There’s simply no accounting for the caca that occupies my cruller sometimes.

** I know … The dictionary also lists “hoofs” as a plural form of “hoof”, but I think “hooves” came first. Anyway, that’s the way I learned it, and it’s my blog.

13 Comments »

  1. Jimbo,are the German plural forms as screwed up and totally illogoical as English forms?

    Comment by Bill — August 31, 2006 @ 10:01 pm

  2. Not as bad, but some of them don’t make sense to me. Perhaps they do to a native speaker.

    Usually one adds an “e” or an “en” to the noun, but then you’ve got words like Mann (singular for man) and Maenner (plural).
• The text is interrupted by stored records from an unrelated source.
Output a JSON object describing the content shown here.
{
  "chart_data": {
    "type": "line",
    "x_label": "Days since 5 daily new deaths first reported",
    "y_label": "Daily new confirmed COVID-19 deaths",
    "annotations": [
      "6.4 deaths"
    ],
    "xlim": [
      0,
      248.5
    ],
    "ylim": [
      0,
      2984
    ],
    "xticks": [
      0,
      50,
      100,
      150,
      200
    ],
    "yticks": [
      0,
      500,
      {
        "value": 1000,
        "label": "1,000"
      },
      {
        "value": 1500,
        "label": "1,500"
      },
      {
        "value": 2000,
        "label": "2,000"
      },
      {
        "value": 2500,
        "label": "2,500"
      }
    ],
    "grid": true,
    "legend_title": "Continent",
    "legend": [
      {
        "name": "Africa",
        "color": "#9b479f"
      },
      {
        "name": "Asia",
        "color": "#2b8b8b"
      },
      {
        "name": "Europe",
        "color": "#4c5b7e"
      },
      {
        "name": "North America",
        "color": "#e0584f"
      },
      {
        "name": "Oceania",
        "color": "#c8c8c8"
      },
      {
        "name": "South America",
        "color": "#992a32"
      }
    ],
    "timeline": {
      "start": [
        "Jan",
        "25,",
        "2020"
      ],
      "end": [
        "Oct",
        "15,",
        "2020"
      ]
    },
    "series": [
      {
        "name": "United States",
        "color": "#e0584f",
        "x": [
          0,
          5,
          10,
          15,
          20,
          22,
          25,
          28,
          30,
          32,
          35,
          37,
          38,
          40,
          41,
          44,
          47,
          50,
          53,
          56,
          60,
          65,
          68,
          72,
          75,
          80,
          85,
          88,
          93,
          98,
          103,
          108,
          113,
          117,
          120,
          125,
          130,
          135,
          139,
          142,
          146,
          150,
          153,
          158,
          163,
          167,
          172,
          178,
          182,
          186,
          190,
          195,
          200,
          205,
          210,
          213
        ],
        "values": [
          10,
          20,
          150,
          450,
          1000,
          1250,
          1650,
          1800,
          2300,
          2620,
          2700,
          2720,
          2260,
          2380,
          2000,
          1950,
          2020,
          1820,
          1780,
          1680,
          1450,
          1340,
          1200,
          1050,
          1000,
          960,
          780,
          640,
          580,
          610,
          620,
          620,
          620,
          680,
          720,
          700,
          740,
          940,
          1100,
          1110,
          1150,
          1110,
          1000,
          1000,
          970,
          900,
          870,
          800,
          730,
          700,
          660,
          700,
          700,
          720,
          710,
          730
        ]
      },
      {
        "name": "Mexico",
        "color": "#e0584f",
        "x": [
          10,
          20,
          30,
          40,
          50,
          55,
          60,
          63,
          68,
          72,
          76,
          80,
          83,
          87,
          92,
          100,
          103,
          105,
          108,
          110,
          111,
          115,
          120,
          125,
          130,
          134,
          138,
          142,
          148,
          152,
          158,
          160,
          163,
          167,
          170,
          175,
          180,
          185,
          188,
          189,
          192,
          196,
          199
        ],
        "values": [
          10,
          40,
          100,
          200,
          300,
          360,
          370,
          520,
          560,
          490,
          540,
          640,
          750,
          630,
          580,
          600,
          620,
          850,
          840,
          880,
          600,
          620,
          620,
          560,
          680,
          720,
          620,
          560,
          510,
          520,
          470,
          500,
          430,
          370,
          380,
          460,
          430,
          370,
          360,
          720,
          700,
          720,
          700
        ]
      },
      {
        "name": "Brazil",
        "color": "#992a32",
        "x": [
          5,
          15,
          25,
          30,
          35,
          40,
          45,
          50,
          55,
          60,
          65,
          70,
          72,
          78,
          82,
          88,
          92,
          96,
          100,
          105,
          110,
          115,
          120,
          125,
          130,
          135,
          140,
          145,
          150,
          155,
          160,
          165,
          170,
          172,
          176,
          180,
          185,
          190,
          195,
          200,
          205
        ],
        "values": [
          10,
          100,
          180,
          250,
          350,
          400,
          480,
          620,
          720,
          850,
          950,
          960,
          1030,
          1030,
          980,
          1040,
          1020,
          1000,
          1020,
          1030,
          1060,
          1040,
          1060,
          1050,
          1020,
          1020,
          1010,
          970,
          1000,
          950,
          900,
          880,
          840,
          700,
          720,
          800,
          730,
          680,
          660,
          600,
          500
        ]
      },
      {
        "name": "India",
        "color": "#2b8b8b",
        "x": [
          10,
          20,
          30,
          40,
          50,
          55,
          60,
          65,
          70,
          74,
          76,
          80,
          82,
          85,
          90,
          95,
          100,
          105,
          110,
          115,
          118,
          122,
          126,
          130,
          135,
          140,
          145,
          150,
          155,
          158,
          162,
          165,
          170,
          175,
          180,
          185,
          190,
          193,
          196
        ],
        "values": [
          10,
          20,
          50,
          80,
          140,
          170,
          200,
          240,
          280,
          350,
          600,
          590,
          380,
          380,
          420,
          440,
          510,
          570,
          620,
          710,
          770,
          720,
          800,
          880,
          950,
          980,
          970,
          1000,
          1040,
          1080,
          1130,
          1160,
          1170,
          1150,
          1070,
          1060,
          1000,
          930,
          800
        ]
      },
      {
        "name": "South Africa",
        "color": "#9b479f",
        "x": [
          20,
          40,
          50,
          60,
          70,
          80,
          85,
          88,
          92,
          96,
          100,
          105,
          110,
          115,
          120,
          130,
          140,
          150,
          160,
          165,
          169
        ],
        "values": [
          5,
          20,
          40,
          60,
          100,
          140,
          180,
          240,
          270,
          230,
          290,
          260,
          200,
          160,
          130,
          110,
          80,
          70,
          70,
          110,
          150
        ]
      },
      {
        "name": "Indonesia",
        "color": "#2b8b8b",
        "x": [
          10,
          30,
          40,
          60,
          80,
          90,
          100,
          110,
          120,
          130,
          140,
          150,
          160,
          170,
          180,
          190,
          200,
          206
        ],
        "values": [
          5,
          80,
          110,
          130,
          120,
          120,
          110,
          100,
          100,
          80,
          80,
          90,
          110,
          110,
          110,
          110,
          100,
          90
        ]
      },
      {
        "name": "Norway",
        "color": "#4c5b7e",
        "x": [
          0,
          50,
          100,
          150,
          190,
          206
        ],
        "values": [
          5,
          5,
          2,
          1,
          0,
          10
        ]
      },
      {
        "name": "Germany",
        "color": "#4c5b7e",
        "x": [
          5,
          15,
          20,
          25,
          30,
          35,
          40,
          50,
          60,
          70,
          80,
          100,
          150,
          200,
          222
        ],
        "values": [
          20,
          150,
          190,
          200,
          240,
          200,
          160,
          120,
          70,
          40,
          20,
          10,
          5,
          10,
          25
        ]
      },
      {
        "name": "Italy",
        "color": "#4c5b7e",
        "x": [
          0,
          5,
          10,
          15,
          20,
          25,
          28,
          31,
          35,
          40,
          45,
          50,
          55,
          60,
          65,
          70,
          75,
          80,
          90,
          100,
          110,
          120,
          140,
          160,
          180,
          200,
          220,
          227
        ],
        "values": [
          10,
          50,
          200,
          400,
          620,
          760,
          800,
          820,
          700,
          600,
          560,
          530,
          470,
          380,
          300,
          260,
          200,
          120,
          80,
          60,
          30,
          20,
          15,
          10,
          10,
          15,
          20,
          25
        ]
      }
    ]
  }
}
Go figure.

    Comment by Jim — August 31, 2006 @ 10:07 pm

  3. Ah I love the English language. Where would we be without it. Far fewer excellent blog posts… that’s for sure.

    Comment by Teresa — September 1, 2006 @ 12:37 am

  4. ha…I love this train of thought… your brain never stops, does it?

    Comment by Jean — September 1, 2006 @ 1:58 am

  5. I heard it expressed once that the English language started out as an immense practical joke on the rest of the world – except that somebody forgot to announce an end to it.
    This seems like the most plausible explanation I’ve ever heard for the spellings, syntax, grammaar, and everything else.

    Comment by DMerriman — September 1, 2006 @ 3:04 am

  6. Thinking about inconsistencies in English grammar will drive you goofy. The plural of “tooth” is “teeth” – why, then, is the plural of “booth” not “beeth”? Und so weiter…

    Comment by Elisson — September 1, 2006 @ 12:05 pm

  7. I don’t care what anyone says …

    I will always call multiple fish, Fishies.

    ‘Cause it rocks.

    Comment by erica — September 1, 2006 @ 1:05 pm

  8. I think we all need a long weekend…. Oh wait! We get one! Yay! 🙂

    Comment by Richmond — September 1, 2006 @ 3:25 pm

  9. Jimbo Where do you come up with this poop. or should I say pooves

    Comment by chef of da future — September 1, 2006 @ 7:10 pm

  10. Jim, sounds like you’ve got a case of the “sink, sank, sunk” going on again . . .

    Comment by Shamrock — September 1, 2006 @ 9:52 pm

  11. mouse (singular), mice (plural)
    louse (singular), lice (plural)

    So, why isn’t the plural of house “hice”?

    Shit.

    Jim – PRS

    Comment by Jim — September 1, 2006 @ 10:26 pm

  12. …can’t stop chuckling at you!

    Comment by Jean — September 1, 2006 @ 10:52 pm

  13. Tempting the fates again, huh? Um, last time you started down this path, much as I enjoy it, the Comcastians revoked your internet privileges, if memory serves. Dirigible, incorrigible, vigil.